Of the 40,000 Pfizer vaccines shipped to Colorado, a respiratory therapist in Fort Collins was the first person to receive the vaccine Monday.

“The beginning of vaccinations this week is a moment of sunshine in what has been a dark COVID-19 year in so many ways for so many people,” said Dr. Brian Harrington, Routt County Public Health chief medical officer. “Similar to my mother’s memory of the first polio vaccine in 1955, the COVID-19 vaccine can now lift our fear of the disease and lift our fear of its impact on our social and economic life.”

The vaccines will be administered according to plans set forth by the Centers for Disease Control and Prevention and CDHPE.

The first group, called group 1A, includes people who have direct contact with COVID-19 patients for 15 minutes or more over a 24-hour period. It also includes long-term care facility staff and residents.

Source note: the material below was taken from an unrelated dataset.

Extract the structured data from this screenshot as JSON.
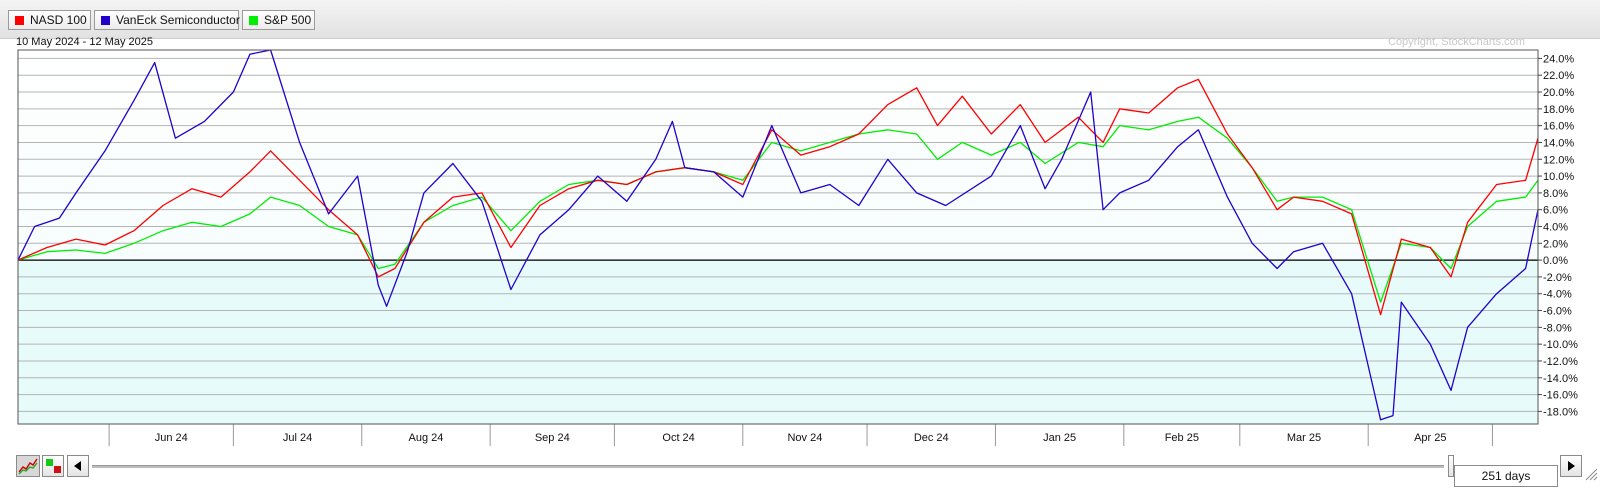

Wes Hunter, director of pharmacy, and Victoria McGuire, pharmacy procurement specialist, remove the vaccine from the dry-ice container in which it was shipped. (UCHealth Yampa Valley Medical/courtesy)

As the process works its way through the various phases, vaccine administration for the general public is anticipated for early summer.

Routt County was scheduled to receive 580 doses of the Pfizer vaccine Wednesday for local distribution. Additional vaccines are set to be received for regional distribution. When the Moderna vaccine is approved, likely Friday, Routt County is scheduled to receive 200 doses in the first shipment. The Moderna vaccine can be stored in a regular freezer.

The first batch of Pfizer vaccines will be distributed to the 1A group at the hospital over four days, said UCHealth Communications Specialist Lindsey Reznicek, and is anticipated to cover all who meet those criteria.

Wes Hunter, director of pharmacy, and Victoria McGuire, pharmacy procurement specialist, place the COVID-19 vaccine into the ultracold freezer at UCHealth Yampa Valley Medical Center. (UCHealth Yampa Valley Medical Center/courtesy)

“It feels like we’re turning a corner. When the pandemic began at the beginning of the year, I don’t think any of us would have ever guessed that we’d be able to provide COVID-19 vaccinations within the same year,” said Eli Nykamp, director of operations and COVID-19 incident commander at UCHealth Yampa Valley Medical Center.

The long-term care facility staff and residents will receive vaccines through a separate distribution process. Walgreens has been assigned by federal officials to receive and administer those vaccines, according to Brad Boatright, executive director of Casey’s Pond. As of Wednesday morning, Boatright said it was not known exactly when those vaccines will arrive and be administered, with more information anticipated by the end of the day.

It typically takes a few weeks for the body to build immunity after vaccination, according to the CDC. That means it is possible a person could be infected with the virus that causes COVID-19 just before or just after vaccination and get sick since the vaccine has not had enough time to provide protection.

During the Pfizer trials, the vaccine was shown to have an efficacy rate of 52% about 10 days after the first dose and 95% after the second dose.

Both the Pfizer and Moderna vaccines will be administered in two doses, with the Pfizer vaccine spaced apart by 21 days and the Moderna vaccine by 28 days.

“We know there is a way to go still, and we all must keep with the protective public health measures, but it’s a really good day,” Nykamp said.